The house took two years to build, 1790-1792. and Burwell named it
after his great-grandfather, Robert "King" Carter. He chose a
commanding site in a grove near a good spring. The clearing for the
buildings left a fine body of oak and timber surrounding the estate,
which still remains today. The panoramic view of the Blue Ridge
Mountains and the Shenandoah River stills thrills visitors.

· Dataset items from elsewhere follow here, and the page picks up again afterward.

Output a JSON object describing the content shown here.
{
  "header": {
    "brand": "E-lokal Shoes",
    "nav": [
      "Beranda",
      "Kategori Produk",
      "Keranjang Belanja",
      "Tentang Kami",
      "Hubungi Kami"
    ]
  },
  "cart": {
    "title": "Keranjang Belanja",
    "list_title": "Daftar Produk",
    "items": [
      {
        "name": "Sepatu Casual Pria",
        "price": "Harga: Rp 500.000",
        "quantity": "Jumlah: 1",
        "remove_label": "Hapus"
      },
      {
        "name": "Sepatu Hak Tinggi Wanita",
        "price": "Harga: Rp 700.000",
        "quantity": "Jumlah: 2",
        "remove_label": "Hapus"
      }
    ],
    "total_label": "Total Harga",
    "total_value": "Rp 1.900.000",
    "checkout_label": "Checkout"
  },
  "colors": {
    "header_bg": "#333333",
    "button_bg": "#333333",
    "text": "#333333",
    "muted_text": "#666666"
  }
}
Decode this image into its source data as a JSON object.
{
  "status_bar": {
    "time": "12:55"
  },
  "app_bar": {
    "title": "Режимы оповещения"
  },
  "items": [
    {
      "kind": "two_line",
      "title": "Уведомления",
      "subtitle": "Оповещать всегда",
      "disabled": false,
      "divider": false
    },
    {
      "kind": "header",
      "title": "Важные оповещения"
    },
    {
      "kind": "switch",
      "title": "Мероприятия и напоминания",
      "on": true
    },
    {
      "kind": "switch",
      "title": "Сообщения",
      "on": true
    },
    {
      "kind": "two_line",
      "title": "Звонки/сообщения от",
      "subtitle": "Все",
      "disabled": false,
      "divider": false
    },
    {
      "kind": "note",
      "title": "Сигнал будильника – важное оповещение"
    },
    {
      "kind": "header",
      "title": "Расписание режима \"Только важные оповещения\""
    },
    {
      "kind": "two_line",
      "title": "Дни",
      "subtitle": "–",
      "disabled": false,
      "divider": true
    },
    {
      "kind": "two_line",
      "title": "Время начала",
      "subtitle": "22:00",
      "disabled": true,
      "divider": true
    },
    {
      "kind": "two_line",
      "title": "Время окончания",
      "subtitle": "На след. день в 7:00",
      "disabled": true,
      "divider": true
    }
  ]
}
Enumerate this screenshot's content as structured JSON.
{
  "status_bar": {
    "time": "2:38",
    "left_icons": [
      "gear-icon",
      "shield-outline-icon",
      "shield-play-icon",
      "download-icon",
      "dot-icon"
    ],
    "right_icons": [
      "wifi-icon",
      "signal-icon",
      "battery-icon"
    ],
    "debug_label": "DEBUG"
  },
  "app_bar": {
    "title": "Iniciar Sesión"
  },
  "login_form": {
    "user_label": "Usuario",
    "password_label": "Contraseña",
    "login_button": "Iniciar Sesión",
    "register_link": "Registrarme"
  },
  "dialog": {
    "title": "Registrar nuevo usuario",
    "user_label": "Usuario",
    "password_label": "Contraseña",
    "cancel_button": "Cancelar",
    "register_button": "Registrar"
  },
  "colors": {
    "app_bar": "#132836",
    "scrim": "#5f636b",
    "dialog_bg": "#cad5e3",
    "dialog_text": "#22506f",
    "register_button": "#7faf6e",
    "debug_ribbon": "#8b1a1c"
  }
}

The mansion was used alternately as headquarters for the Union and
Confederate troops during the Civil War. The family silver and other
valuables were hidden in a secret place between the roof and ceiling to
Burwell donated two acres of his land for a chapel where several
notables are buried. Among those laid to rest there are Edmond
Randolph, the first Attorney General of the United States and
previously a governor of Virginia; novelist John Esten Cook and poet
Phillip Pendleton Cooke.
In 1929, Gerald Lambert bought the mansion and grounds from J. Townsend
Burwell and completely modernized Carter Hall. The People-to-People
Foundation, Inc., parent organization for Project Hope, acqured the
property in 1977. Carter Hall is now headquarters of Project Hope's
worldwide health sciences education and training program.
The colors of the field -- red,
white, and blue -- stand for the United States. The saltire recalls the
heritage of the South and the history of Carter Hall, Virginia. The
anchor represents the Navy. The tines are in the form of pheons,
symbolizing the mission to support assault operations. The loose rope
intertwined with the anchor signifies freedom; the border rope denotes
unity. Dark blue and gold are the colors traditionally associated with
the Navy; red is for courage and white is for integrity.
The Crest: The griffin denotes
vigilance. The crown refers to the heritage of the Carter Hall estate,
recalling the great-grandfather of its builder. The battle stars of the
first CARTER HALL (LSD 3) are commemorated by the arc of stars over the
griffin. The six blue stars are for CARTER HALL's battle stars earned
during World War II. The five gold stars commemorate her service in
Vietnam. The motto is underscored by the olive branch for peace and oak
for war. Gold is for excellence; red is for courage.
The arms are emblazoned on a white oval enclosed by a blue collar edge
on the outside with a gold rope and bearing the inscription "USS CARTER
HALL" at the top and "LSD 50" at the bottom in gold.